Обсуждение: bitmap heap scan exact/lossy blocks and row removal

Поиск
Список
Период
Сортировка

bitmap heap scan exact/lossy blocks and row removal

От
Augusto Callejas
Дата:
I created a GIN index on the following relation and ran an EXPLAIN query on a query, and noticed that despite all heap blocks being exact, that the outermost bitmap heap scan removed 62 rows after recheck. My understanding (mainly from https://paquier.xyz/postgresql-2/postgres-9-4-feature-highlight-lossyexact-pages-for-bitmap-heap-scan) is that if there are only exact pages, then there are only tuples in the bitmap, so I wouldn't expect to see rows being removed by the recheck. I maxed out the work memory just in case the bitmap was hitting a memory threshold where it would have to switch to lossy mode.
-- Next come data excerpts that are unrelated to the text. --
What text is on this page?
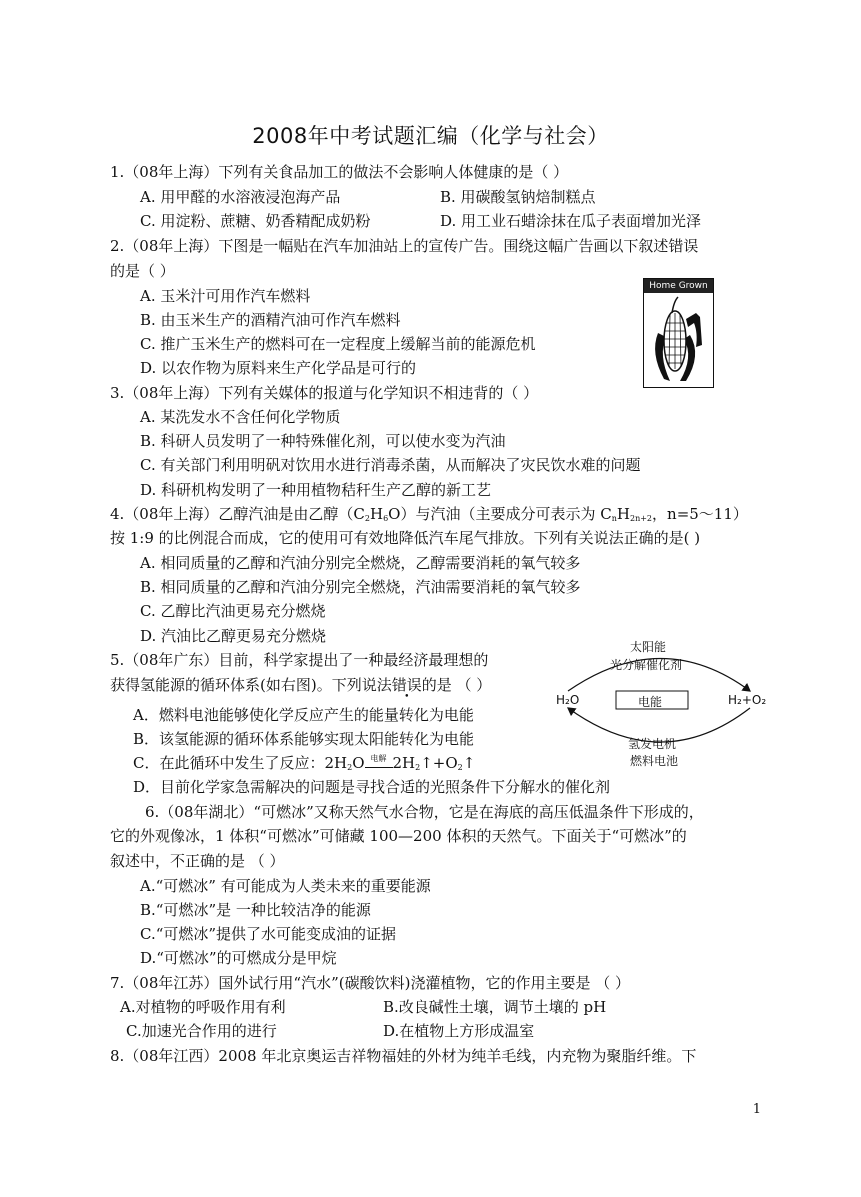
2008年中考试题汇编（化学与社会）
1.（08年上海）下列有关食品加工的做法不会影响人体健康的是（ ）
A. 用甲醛的水溶液浸泡海产品	B. 用碳酸氢钠焙制糕点
C. 用淀粉、蔗糖、奶香精配成奶粉	D. 用工业石蜡涂抹在瓜子表面增加光泽
2.（08年上海）下图是一幅贴在汽车加油站上的宣传广告。围绕这幅广告画以下叙述错误
的是（ ）
A. 玉米汁可用作汽车燃料
B. 由玉米生产的酒精汽油可作汽车燃料
C. 推广玉米生产的燃料可在一定程度上缓解当前的能源危机
D. 以农作物为原料来生产化学品是可行的
Home Grown
3.（08年上海）下列有关媒体的报道与化学知识不相违背的（ ）
A. 某洗发水不含任何化学物质
B. 科研人员发明了一种特殊催化剂，可以使水变为汽油
C. 有关部门利用明矾对饮用水进行消毒杀菌，从而解决了灾民饮水难的问题
D. 科研机构发明了一种用植物秸秆生产乙醇的新工艺
4.（08年上海）乙醇汽油是由乙醇$(C_2H_6O)$与汽油（主要成分可表示为 $C_nH_{2n+2}$，n=5～11）
按 1:9 的比例混合而成，它的使用可有效地降低汽车尾气排放。下列有关说法正确的是( )
A. 相同质量的乙醇和汽油分别完全燃烧，乙醇需要消耗的氧气较多
B. 相同质量的乙醇和汽油分别完全燃烧，汽油需要消耗的氧气较多
C. 乙醇比汽油更易充分燃烧
D. 汽油比乙醇更易充分燃烧
5.（08年广东）目前，科学家提出了一种最经济最理想的
获得氢能源的循环体系(如右图)。下列说法错误的是 （ ）
A．燃料电池能够使化学反应产生的能量转化为电能
B．该氢能源的循环体系能够实现太阳能转化为电能
C．在此循环中发生了反应：$2H_2O$ 电解 $2H_2↑+O_2↑$
D．目前化学家急需解决的问题是寻找合适的光照条件下分解水的催化剂
太阳能
光分解催化剂
H₂O	电能	H₂+O₂
氢发电机
燃料电池
6.（08年湖北）“可燃冰”又称天然气水合物，它是在海底的高压低温条件下形成的，
它的外观像冰，1 体积“可燃冰”可储藏 100—200 体积的天然气。下面关于“可燃冰”的
叙述中，不正确的是 （ ）
A.“可燃冰” 有可能成为人类未来的重要能源
B.“可燃冰”是 一种比较洁净的能源
C.“可燃冰”提供了水可能变成油的证据
D.“可燃冰”的可燃成分是甲烷
7.（08年江苏）国外试行用“汽水”(碳酸饮料)浇灌植物，它的作用主要是 （ ）
A.对植物的呼吸作用有利	B.改良碱性土壤，调节土壤的 pH
C.加速光合作用的进行	D.在植物上方形成温室
8.（08年江西）2008 年北京奥运吉祥物福娃的外材为纯羊毛线，内充物为聚脂纤维。下
1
Why would rows be removed with only exact pages?

For reference, I'm running PostgreSQL 11.9.

===
SHOW work_mem;
   work_mem   
--------------
 2147483647kB

CREATE INDEX trgm_idx ON outcomes_development_shard_2.outcomes USING gin ((description || ' ' || title || ' ' || label) gin_trgm_ops);
EXPLAIN ANALYSE SELECT COUNT(*) FROM outcomes_development_shard_2.outcomes WHERE (description || ' ' || title || ' ' || label) %> 'multiplicatio';
                                                                  QUERY PLAN                                                                  
----------------------------------------------------------------------------------------------------------------------------------------------
 Aggregate  (cost=126.70..126.71 rows=1 width=8) (actual time=9.197..9.198 rows=1 loops=1)
   ->  Bitmap Heap Scan on outcomes  (cost=116.02..126.70 rows=3 width=0) (actual time=0.469..9.186 rows=49 loops=1)
         Recheck Cond: ((((((description)::text || ' '::text) || (title)::text) || ' '::text) || (label)::text) %> 'multiplicatio'::text)
         Rows Removed by Index Recheck: 62
         Heap Blocks: exact=59
         ->  Bitmap Index Scan on trgm_idx  (cost=0.00..116.02 rows=3 width=0) (actual time=0.303..0.303 rows=111 loops=1)
               Index Cond: ((((((description)::text || ' '::text) || (title)::text) || ' '::text) || (label)::text) %> 'multiplicatio'::text)
 Planning Time: 0.111 ms
 Execution Time: 9.232 ms
(9 rows)
===

Thanks,
Augusto

--
--
Augusto Callejas | Senior Software Engineer

Re: bitmap heap scan exact/lossy blocks and row removal

От
Tom Lane
Дата:
Augusto Callejas <acallejas@instructure.com> writes:
> I created a GIN index on the following relation and ran an EXPLAIN query on
> a query, and noticed that despite all heap blocks being exact, that the
> outermost bitmap heap scan removed 62 rows after recheck. My understanding
> (mainly from
> https://paquier.xyz/postgresql-2/postgres-9-4-feature-highlight-lossyexact-pages-for-bitmap-heap-scan)
> is that if there are only exact pages, then there are only tuples in the
> bitmap, so I wouldn't expect to see rows being removed by the recheck.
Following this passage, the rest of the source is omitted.